China envia tripulação para estação espacial Tiangong em missão estratégica
En resumen
- China lança missão tripulada para estação Tiangong, focando em estudos médicos de microgravidade e integração de Hong Kong.
- O país avança em seus planos espaciais, competindo com os EUA.
Resumen generado por IA
Por qué importa
China launched a mission to its Tiangong space station, with astronauts staying for an extended period to study microgravity's effects. This is a strategic step in Beijing's plan to send astronauts to the Moon by 2030. The mission includes scientific experiments and aims to foster integration with Hong Kong.
Segundo autoridades chinesas, a permanência prolongada servirá para estudar os efeitos médicos da microgravidade no corpo humano, em uma etapa considerada estratégica para os planos de Pequim de levar astronautas à Lua até 2030.
A viagem até a estação espacial durou cerca de três horas e meia — tempo bem menor do que o normalmente gasto pelos Estados Unidos para chegar à Estação Espacial Internacional.
A missão partiu do deserto de Gobi, no noroeste chinês, no 40º voo do programa espacial tripulado da China. O destino é a estação Tiangong, cujo nome significa “Palácio Celestial” em mandarim. Entre os tripulantes está Lai Kai Yin, primeira pessoa de Hong Kong a ir ao espaço. A participação dela também é vista como um gesto político de integração da ex-colônia britânica à China continental.
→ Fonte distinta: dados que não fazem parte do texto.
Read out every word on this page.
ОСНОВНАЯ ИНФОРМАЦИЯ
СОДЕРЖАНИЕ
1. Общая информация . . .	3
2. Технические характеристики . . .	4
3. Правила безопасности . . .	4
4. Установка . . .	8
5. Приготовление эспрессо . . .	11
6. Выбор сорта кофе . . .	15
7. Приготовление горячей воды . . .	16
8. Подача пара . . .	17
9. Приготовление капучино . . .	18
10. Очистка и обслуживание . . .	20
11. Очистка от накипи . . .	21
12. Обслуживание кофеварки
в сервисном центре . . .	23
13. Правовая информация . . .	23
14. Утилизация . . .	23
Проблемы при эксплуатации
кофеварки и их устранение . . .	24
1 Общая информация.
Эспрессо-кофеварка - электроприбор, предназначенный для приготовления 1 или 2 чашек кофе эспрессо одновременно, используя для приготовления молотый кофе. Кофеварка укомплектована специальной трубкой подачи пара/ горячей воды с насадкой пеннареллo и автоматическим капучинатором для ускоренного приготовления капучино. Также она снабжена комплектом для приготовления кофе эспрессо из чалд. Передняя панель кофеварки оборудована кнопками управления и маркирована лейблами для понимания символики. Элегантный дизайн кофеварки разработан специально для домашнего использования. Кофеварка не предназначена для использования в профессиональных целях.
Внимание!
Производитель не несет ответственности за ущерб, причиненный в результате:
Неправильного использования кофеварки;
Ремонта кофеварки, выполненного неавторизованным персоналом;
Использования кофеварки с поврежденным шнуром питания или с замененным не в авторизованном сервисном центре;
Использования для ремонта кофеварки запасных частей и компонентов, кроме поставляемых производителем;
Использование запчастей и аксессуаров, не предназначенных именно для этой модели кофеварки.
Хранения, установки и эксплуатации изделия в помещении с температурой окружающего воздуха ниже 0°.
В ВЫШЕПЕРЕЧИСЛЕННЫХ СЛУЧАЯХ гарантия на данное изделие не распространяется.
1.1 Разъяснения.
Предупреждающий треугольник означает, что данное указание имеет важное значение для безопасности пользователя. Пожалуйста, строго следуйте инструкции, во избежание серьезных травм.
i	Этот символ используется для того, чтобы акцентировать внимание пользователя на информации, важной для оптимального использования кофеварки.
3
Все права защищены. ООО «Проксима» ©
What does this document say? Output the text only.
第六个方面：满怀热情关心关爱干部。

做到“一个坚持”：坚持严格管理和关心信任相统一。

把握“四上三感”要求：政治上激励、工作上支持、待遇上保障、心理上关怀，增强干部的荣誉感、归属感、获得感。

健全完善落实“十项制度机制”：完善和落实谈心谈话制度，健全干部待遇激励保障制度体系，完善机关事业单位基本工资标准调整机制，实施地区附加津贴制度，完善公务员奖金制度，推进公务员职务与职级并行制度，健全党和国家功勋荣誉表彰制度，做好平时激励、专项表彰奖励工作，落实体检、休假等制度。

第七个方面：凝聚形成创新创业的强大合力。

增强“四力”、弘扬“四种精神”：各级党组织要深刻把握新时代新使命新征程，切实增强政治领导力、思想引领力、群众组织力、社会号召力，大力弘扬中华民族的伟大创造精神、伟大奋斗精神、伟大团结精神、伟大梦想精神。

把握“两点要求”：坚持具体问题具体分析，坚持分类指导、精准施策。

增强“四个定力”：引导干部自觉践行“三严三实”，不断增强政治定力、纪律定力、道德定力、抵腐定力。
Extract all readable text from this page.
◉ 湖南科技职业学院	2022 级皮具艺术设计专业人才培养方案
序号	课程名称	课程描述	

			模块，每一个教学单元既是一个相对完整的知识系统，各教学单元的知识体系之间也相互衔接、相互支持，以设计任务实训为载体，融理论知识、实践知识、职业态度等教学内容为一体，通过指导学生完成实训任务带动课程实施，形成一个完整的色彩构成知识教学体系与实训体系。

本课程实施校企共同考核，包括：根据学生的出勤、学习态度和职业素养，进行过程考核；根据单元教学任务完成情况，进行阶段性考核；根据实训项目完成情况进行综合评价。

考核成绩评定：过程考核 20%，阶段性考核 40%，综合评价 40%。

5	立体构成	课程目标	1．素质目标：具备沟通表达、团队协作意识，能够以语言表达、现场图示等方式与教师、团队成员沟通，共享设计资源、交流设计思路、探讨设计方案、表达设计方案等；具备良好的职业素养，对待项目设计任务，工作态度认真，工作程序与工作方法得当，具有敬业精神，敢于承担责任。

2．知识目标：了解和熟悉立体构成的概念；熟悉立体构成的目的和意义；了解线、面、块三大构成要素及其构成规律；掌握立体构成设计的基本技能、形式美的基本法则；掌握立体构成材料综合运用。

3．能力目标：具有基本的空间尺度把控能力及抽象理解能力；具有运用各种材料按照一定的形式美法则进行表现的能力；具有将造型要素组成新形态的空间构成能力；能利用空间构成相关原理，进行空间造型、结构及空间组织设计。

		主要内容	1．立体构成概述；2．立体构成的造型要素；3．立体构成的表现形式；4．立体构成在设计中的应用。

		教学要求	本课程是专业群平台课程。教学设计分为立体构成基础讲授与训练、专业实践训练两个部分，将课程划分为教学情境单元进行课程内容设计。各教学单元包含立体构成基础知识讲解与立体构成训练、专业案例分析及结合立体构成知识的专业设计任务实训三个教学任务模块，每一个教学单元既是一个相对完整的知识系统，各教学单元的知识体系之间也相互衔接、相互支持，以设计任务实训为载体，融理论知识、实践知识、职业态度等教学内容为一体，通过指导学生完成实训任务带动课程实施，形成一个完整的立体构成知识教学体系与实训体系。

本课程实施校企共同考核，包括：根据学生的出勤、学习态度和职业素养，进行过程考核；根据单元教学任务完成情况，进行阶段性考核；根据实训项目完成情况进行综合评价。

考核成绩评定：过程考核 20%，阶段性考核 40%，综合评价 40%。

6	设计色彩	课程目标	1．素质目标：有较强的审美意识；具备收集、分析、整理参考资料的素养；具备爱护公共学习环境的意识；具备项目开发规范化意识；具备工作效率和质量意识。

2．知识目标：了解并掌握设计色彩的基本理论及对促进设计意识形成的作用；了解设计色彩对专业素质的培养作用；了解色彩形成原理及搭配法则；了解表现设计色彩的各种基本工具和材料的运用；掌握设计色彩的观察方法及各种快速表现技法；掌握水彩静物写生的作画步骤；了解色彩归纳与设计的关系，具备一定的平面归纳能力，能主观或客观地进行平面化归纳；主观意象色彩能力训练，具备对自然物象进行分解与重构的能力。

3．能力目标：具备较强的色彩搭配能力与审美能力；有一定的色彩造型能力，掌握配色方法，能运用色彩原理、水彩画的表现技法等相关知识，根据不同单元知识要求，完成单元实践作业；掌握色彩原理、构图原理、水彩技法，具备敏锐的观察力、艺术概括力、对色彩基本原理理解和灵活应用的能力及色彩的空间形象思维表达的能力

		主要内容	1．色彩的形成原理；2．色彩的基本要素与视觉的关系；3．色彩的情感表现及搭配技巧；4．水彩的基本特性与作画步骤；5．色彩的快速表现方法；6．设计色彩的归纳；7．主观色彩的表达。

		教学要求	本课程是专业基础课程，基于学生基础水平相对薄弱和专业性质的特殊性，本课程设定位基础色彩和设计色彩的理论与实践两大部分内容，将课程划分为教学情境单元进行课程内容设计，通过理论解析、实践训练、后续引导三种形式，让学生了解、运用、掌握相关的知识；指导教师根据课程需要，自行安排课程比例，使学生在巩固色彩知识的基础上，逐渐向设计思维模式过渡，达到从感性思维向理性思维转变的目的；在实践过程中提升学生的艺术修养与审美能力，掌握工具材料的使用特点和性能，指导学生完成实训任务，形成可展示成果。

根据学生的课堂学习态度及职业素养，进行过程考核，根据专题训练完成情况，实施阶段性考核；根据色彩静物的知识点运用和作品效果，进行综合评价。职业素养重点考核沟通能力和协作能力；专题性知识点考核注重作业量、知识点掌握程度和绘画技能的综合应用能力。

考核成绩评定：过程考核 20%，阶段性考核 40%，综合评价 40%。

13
Segundo analistas ouvidos pelo Fantástico, a participação dela também tem peso político, já que Pequim tenta reforçar a integração de Hong Kong ao país após anos de tensões e disputas por direitos na região.
Outro tripulante é Jang Juan, ex-piloto da Força Aérea chinesa que passou por treinamentos extremos, incluindo dias isolado dentro de uma caverna sem luz para simular as condições do espaço.
A acoplagem na estação espacial foi feita sem piloto no controle, usando o sistema Beidou, o GPS desenvolvido pela própria China.
O país se tornou em 2020 a terceira nação do mundo com um sistema global de navegação próprio, atrás apenas de Estados Unidos e Rússia.
A Shenzhou 23 leva nove experimentos científicos e 54 quilos de equipamentos. Entre eles, estudos sobre alterações nas células do fígado em ambiente de microgravidade e testes com células solares de perovskita, tecnologia considerada mais leve e barata para futuras bases espaciais.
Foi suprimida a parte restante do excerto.